Voorstel voor aanvullend onderzoek

Op basis van bovenstaande concludeer ik thans onvoldoende gegevens te hebben om gefundeerde uitspraken te kunnen doen over het brede kosten-baten plaatje. Ik geef daarom opdracht aan het CPB voor vervolgonderzoek naar de maatschappelijke kosten en baten van in- en uitgaande mobiliteit. Dit aanvullende onderzoek betreft:

  • bepaling van het netto effect van in- en uitgaande mobiliteit voor de overheidsfinanciën door onder meer ook het effect op BTW en belasting

  • op bijbanen en het effect van eventuele extra druk op de collectief gefinancierde voorzieningen mee te nemen.

  • Inzicht in ook het structurele effect op de overheidsfinanciën via berekening van de bijdragen van buitenlandse studenten aan de overheidsfinanciën over hun hele leven. Een deel van de buitenlandse studenten blijft na hun studie immers hier werken en draagt daarmee bij aan verbetering van de overheidsfinanciën via het betalen van belasting.
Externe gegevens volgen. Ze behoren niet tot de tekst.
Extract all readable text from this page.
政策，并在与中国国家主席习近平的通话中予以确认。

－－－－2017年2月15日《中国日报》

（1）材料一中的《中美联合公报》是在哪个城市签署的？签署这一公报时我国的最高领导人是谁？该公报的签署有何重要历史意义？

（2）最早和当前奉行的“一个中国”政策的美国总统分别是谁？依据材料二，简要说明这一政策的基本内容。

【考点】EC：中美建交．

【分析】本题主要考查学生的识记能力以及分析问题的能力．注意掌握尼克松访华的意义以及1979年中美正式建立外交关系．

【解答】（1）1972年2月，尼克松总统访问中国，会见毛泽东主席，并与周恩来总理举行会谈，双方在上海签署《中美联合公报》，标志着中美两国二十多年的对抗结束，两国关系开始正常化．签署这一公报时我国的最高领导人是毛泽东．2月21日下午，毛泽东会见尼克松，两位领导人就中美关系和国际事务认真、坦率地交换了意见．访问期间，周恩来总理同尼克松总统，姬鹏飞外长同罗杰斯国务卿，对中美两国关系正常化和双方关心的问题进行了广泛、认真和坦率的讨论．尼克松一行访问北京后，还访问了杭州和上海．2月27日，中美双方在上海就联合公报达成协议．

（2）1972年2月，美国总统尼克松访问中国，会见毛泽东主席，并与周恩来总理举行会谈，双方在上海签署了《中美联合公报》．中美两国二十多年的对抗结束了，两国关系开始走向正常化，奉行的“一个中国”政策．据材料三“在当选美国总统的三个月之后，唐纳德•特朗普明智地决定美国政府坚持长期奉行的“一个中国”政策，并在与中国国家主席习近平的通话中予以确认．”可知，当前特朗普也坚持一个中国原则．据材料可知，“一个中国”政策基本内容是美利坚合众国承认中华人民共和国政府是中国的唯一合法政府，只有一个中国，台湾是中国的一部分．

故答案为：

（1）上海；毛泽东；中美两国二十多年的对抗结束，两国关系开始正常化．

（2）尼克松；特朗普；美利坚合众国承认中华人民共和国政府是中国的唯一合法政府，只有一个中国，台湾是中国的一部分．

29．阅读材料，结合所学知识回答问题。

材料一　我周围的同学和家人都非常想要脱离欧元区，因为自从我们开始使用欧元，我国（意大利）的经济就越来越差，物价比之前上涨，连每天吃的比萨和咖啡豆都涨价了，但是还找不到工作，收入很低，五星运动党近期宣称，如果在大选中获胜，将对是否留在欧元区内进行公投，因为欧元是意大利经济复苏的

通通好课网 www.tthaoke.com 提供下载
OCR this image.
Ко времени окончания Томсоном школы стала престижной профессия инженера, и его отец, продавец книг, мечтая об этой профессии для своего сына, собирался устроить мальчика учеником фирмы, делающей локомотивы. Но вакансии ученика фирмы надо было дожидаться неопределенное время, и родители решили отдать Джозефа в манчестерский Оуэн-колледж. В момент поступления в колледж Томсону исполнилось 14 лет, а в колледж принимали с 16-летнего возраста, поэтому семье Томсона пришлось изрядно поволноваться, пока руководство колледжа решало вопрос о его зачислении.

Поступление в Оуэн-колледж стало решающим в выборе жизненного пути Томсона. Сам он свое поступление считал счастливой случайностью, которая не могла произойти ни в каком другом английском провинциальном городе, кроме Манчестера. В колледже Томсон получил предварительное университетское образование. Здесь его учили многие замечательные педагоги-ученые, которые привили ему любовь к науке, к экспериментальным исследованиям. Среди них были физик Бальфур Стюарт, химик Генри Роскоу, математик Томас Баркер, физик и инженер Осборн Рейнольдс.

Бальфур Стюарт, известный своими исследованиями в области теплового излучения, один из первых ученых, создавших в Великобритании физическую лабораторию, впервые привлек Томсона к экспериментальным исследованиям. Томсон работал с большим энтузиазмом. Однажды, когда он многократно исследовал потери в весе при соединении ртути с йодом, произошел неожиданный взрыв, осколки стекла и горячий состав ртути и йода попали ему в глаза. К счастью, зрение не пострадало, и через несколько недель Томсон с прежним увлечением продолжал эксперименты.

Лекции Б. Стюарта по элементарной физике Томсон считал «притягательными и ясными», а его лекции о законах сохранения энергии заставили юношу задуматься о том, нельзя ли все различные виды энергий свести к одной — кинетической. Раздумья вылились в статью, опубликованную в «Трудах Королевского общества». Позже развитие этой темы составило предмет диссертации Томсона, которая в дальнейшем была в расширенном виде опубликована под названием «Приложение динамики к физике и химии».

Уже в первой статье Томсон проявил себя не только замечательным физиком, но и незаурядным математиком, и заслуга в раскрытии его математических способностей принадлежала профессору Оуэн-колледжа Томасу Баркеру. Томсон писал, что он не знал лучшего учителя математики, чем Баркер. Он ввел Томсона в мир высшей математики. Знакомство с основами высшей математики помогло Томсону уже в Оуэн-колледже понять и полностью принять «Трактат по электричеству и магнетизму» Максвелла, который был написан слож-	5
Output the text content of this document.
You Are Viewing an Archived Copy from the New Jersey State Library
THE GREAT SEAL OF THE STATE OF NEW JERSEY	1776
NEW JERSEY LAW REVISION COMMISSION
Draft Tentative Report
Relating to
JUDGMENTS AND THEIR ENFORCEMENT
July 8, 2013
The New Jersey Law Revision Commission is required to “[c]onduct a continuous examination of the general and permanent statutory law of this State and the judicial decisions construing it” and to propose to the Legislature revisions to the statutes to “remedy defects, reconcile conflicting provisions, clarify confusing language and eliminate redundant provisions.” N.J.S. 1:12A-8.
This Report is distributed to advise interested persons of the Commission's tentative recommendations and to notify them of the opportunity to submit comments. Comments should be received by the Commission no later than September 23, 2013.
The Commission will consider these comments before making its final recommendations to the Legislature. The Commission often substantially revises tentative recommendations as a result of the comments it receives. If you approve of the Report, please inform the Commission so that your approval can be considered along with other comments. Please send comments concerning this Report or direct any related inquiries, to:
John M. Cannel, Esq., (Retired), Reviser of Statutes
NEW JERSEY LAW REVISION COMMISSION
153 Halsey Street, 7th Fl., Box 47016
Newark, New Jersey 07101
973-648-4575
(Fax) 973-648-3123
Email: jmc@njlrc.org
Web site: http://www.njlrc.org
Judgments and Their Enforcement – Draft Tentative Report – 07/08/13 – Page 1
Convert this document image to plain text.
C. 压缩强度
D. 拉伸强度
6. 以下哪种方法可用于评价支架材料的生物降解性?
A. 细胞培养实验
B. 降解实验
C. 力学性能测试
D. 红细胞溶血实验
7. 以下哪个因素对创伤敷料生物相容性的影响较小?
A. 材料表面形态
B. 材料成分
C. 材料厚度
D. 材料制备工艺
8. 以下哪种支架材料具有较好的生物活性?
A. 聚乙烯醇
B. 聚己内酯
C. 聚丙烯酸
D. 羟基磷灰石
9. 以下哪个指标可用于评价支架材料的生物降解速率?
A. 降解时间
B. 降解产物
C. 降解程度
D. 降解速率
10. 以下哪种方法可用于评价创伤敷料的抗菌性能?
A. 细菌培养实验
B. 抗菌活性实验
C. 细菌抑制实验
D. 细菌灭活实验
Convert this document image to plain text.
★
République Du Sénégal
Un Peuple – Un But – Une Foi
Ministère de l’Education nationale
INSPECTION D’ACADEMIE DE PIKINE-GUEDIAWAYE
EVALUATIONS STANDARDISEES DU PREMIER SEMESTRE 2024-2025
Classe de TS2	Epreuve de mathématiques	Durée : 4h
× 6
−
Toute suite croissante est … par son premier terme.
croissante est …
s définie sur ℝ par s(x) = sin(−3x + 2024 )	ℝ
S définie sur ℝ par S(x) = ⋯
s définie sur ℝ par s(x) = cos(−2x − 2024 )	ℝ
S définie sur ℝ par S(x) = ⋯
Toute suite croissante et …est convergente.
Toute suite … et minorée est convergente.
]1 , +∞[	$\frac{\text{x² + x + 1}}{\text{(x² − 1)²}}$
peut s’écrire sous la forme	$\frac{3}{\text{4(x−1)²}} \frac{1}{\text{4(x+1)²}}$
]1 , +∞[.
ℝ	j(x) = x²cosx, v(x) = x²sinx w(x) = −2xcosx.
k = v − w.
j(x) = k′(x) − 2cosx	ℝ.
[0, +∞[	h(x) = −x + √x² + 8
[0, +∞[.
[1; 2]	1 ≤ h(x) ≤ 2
Dit aanvullend onderzoek zou ook moeten leiden tot een beter inzicht in de «stay rate» van in Nederland afgestudeerde studenten

  • uitwerking en concretisering van de verschillende welvaartseffecten van in- en uitgaande mobiliteit. Hierbij zullen ook eventuele verdringingseffecten op de arbeidsmarkt worden bezien.

De resultaten van een vervolgonderzoek worden naar verwachting voorjaar 2012 opgeleverd. In mei 2012 zal de Tweede Kamer geïnformeerd worden over de uitkomsten.

4. Risicofactoren

Een internationaal georiënteerd hoger onderwijs is van belang voor de Nederlandse kenniseconomie. Ik wil hier echter ook wijzen op een aantal mogelijke risico’s die afbreuk kunnen doen aan positieve effecten van internationalisering.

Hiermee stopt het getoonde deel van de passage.